25. Oktober 2016
Hallenstadion – Zürich
Band: PJ Harvey
Langsam und schier andächtig erhebt sich hinter der Bühne eine Wand aus rechteckigen Formen – spärlich beleuchtet und doch extrem wirkungsvoll dank dem überlegten Spiel zwischen Licht und Schatten. Fast unmerklich erscheint dieses einzige Schmuckelement hinter den Musikern und schier übersieht man diese Bewegung. Denn an diesem Auftritt wurde nichts dem Zufall überlassen, hier passiert nichts spontan und ohne Regie. Das Konzert von PJ Harvey und ihrer Band im zum Club verkleinerten Hallenstadion war weit mehr als nur live dargebotene Musik – es war ein künstlerisch wertvolles Spiel zwischen Klang und Theater.
Ohne eine Vorgruppe und in einem straffen Zeitgewand zelebrierte Polly Jean Harvey ihre Musik als konsequente Weiterführung ihres bisherigen Schaffens. Das Rock-Gewand wurde abgestreift, auf der Bühne begleiteten sie neun Musiker an diversen Instrumenten. Immer wieder wechselten die Talente ihre Position und liessen Blechblasinstrumente, perkussive Eruptionen oder tiefe Keyboardharmonien in den Saal gleiten. Die Präsentation von „The Hope Six Demolition Project“ bediente sich unzähliger Erscheinungsarten und war einmal ein zerbrechlich akustisches Pflänzchen, nur um gleich wieder als Bagger elektrische Gitarren und laute Bässe zu zerdrücken.

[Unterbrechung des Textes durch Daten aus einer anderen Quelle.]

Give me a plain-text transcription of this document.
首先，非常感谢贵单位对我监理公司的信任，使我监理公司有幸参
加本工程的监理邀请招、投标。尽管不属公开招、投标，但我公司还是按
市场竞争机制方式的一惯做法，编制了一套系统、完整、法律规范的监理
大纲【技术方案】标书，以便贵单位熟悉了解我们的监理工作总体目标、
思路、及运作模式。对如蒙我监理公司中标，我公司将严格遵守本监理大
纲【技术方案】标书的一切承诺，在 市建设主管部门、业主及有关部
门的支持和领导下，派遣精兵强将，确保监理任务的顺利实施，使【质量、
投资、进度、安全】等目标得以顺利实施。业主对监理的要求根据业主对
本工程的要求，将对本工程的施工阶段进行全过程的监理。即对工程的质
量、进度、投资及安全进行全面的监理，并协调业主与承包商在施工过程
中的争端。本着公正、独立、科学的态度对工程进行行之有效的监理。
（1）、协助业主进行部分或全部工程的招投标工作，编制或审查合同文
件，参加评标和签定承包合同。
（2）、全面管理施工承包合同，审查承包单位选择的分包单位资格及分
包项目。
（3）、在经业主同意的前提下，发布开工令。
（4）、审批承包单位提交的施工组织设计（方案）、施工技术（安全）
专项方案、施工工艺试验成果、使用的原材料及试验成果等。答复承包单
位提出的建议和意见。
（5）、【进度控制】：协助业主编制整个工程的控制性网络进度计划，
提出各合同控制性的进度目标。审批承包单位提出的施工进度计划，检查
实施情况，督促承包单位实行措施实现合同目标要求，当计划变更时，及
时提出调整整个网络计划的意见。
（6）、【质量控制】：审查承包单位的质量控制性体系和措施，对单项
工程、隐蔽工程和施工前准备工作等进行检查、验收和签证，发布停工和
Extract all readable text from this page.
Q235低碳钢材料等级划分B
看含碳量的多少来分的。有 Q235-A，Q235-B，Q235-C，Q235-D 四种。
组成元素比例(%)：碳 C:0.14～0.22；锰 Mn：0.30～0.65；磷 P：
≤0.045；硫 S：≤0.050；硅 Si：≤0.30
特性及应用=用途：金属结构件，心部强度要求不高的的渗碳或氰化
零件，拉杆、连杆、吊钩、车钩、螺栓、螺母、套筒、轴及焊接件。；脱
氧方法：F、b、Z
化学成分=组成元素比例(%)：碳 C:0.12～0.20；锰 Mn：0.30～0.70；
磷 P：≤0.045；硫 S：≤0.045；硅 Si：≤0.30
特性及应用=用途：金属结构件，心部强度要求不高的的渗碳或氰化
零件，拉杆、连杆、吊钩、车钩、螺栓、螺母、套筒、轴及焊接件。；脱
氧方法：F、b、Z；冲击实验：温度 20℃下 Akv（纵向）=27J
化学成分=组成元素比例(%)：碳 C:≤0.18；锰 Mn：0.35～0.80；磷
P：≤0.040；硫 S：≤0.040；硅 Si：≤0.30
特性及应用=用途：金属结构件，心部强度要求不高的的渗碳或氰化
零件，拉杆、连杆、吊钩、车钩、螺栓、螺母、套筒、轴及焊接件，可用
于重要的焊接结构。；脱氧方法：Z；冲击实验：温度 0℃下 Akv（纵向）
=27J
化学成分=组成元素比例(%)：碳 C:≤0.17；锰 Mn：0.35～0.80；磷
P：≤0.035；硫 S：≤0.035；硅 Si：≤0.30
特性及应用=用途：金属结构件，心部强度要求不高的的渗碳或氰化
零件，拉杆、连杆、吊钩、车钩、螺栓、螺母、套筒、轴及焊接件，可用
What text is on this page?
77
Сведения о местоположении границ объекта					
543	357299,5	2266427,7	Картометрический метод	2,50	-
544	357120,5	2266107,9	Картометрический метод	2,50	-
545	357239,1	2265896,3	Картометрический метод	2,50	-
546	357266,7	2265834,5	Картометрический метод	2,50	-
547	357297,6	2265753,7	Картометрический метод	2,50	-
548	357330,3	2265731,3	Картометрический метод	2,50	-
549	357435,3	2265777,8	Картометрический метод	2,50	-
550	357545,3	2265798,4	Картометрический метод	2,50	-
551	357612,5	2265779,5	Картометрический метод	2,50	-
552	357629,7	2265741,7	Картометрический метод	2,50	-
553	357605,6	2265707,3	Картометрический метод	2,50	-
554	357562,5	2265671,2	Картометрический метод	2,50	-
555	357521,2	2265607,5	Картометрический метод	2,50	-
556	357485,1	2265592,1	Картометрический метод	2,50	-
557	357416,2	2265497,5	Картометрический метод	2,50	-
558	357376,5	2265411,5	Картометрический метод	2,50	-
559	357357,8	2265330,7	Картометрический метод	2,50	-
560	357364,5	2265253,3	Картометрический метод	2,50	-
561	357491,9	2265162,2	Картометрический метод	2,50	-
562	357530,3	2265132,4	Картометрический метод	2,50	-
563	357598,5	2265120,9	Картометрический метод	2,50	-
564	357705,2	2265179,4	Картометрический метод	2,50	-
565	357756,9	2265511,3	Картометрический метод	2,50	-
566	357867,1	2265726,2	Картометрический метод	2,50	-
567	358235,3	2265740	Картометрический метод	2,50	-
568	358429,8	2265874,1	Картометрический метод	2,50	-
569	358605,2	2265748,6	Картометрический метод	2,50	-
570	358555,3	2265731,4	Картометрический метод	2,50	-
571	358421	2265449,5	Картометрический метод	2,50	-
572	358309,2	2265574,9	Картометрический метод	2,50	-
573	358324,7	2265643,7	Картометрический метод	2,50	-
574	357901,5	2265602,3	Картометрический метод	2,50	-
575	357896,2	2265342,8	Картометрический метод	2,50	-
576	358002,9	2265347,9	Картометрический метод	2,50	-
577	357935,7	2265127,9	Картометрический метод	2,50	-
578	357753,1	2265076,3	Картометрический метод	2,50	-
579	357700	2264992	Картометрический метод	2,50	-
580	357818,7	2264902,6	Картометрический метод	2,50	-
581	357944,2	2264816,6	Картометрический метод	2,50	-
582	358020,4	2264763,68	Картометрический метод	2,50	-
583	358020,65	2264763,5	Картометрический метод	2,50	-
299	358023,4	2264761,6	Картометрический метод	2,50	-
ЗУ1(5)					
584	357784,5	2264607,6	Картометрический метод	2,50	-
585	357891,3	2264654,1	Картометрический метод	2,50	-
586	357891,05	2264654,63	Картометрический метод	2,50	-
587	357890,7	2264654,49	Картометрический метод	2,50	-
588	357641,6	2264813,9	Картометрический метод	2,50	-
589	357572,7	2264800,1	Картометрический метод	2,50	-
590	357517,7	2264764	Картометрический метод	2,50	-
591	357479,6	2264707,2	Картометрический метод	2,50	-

Der Auftritt wurde zu einem kompletten Geschöpf, PJ Harvey war hypnotisierend in ihren Bewegungen und zog stimmlich alle in ihren Bann. Wie ein dunkler Elf leitete sie die Zuschauer mit ihrer Stimme von tiefen Erzählungen zu hohen Sternenlagen. Ohne Kommunikation zum Publikum ergab sich eine fragile Atmosphäre – man glaubte schier, die Musik verschwände, wenn man den Blick von der Bühne abwenden würde. Es war ein ergreifender Abend, der mit späterem Verlauf auch noch in der Vergangenheit der Künstlerin grub – in seiner reinen Form durch die Zugaben aber fast gestört wurde.
Trotzdem, einen solch perfekten Live-Moment erfährt man viel zu selten. Es war die Elimination von Ego und Personen, komplett dem Inhalt dienend. Und PJ Harvey verlangt mit ihrer Musik ja schon seit langem tiefe Aufmerksamkeit, ihre Lieder sind politische Reportagen und Weltbetrachtungen. Dank genialer Ausleuchtung, noch besseren Musikern und der eigenen, herausragenden Stimme brillierte die Musikerin in Zürich für viel zu kurze Stunden.